We study a new online assignment problem, called the \textit{Online Task Assignment with Controllable Processing Time}. In a bipartite graph, a set of online vertices (tasks) should be assigned to a set of offline vertices (machines) under the known adversarial distribution (KAD) assumption. We are the first to study controllable processing time in this scenario: There are multiple processing levels for each task and higher level brings larger utility but also larger processing delay. A machine can reject an assignment at the cost of a rejection penalty, taken from a pre-determined rejection budget. Different processing levels cause different penalties. We propose the Online Machine and Level Assignment (OMLA) Algorithm to simultaneously assign an offline machine and a processing level to each online task. We prove that OMLA achieves $1/2$-competitive ratio if each machine has unlimited rejection budget and $\Delta/(3\Delta-1)$-competitive ratio if each machine has an initial rejection budget up to $\Delta$. Interestingly, the competitive ratios do not change under different settings on the controllable processing time and we can conclude that OMLA is "insensitive" to the controllable processing time.

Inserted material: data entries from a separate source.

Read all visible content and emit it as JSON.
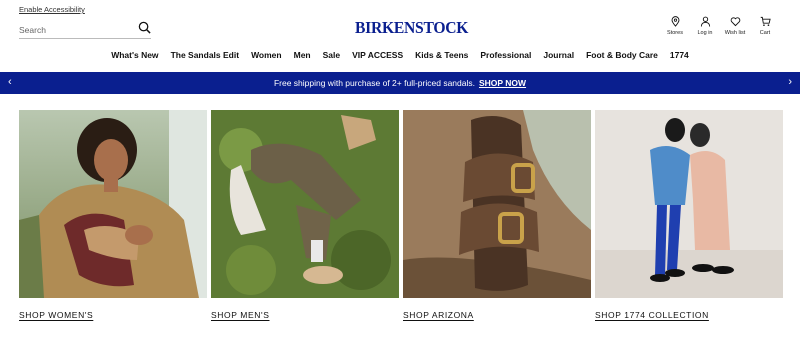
{
  "header": {
    "accessibility_label": "Enable Accessibility",
    "search_placeholder": "Search",
    "logo": "BIRKENSTOCK",
    "utilities": [
      {
        "label": "Stores",
        "icon": "location-pin-icon"
      },
      {
        "label": "Log in",
        "icon": "user-icon"
      },
      {
        "label": "Wish list",
        "icon": "heart-icon"
      },
      {
        "label": "Cart",
        "icon": "cart-icon"
      }
    ]
  },
  "nav": {
    "items": [
      "What's New",
      "The Sandals Edit",
      "Women",
      "Men",
      "Sale",
      "VIP ACCESS",
      "Kids & Teens",
      "Professional",
      "Journal",
      "Foot & Body Care",
      "1774"
    ]
  },
  "banner": {
    "text": "Free shipping with purchase of 2+ full-priced sandals.",
    "link": "SHOP NOW",
    "color": "#0a1f8f"
  },
  "tiles": [
    {
      "label": "SHOP WOMEN'S",
      "image": "woman-holding-sandals-photo"
    },
    {
      "label": "SHOP MEN'S",
      "image": "man-on-grass-clogs-photo"
    },
    {
      "label": "SHOP ARIZONA",
      "image": "arizona-sandal-photo"
    },
    {
      "label": "SHOP 1774 COLLECTION",
      "image": "1774-collection-models-photo"
    }
  ]
}
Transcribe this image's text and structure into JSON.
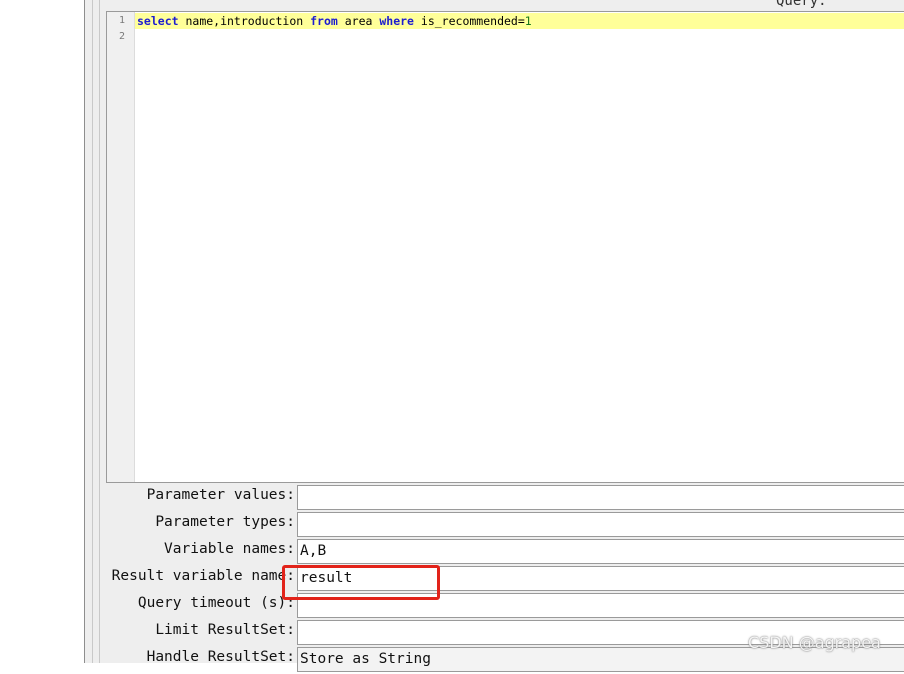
{
  "query_label": "Query:",
  "editor": {
    "line_numbers": [
      "1",
      "2"
    ],
    "lines": [
      [
        {
          "t": "select",
          "cls": "kw"
        },
        {
          "t": " name,introduction ",
          "cls": ""
        },
        {
          "t": "from",
          "cls": "kw"
        },
        {
          "t": " area ",
          "cls": ""
        },
        {
          "t": "where",
          "cls": "kw"
        },
        {
          "t": " is_recommended=",
          "cls": ""
        },
        {
          "t": "1",
          "cls": "num"
        }
      ],
      []
    ]
  },
  "form": {
    "parameter_values": {
      "label": "Parameter values:",
      "value": ""
    },
    "parameter_types": {
      "label": "Parameter types:",
      "value": ""
    },
    "variable_names": {
      "label": "Variable names:",
      "value": "A,B"
    },
    "result_variable_name": {
      "label": "Result variable name:",
      "value": "result"
    },
    "query_timeout": {
      "label": "Query timeout (s):",
      "value": ""
    },
    "limit_resultset": {
      "label": "Limit ResultSet:",
      "value": ""
    },
    "handle_resultset": {
      "label": "Handle ResultSet:",
      "value": "Store as String"
    }
  },
  "colors": {
    "highlight_box": "#e2231a",
    "current_line": "#ffff99",
    "keyword": "#1c1cd0"
  },
  "watermark": "CSDN @agrapea"
}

翻译：我们研究了一种新的在线分配问题，称为“在线任务分配与可控处理时间”。在二部图中，一组在线顶点（任务）应在已知对抗分布假设下分配给一组离线顶点（机器）。我们首次在此场景中研究可控处理时间：每个任务具有多个处理层级，更高层级带来更大效用但也会导致更长的处理延迟。机器可以拒绝分配，但需承担来自预定义拒绝预算的拒绝惩罚。不同处理层级导致不同惩罚。我们提出在线机器与层级分配（OMLA）算法，以同时为每个在线任务分配离线机器和处理层级。我们证明，若每台机器具有无限拒绝预算，OMLA可实现$1/2$竞争比；若每台机器初始拒绝预算不超过$\Delta$，则可实现$\Delta/(3\Delta-1)$竞争比。有趣的是，竞争比在可控处理时间的不同设置下保持不变，由此可推断OMLA对可控处理时间具有“不敏感性”。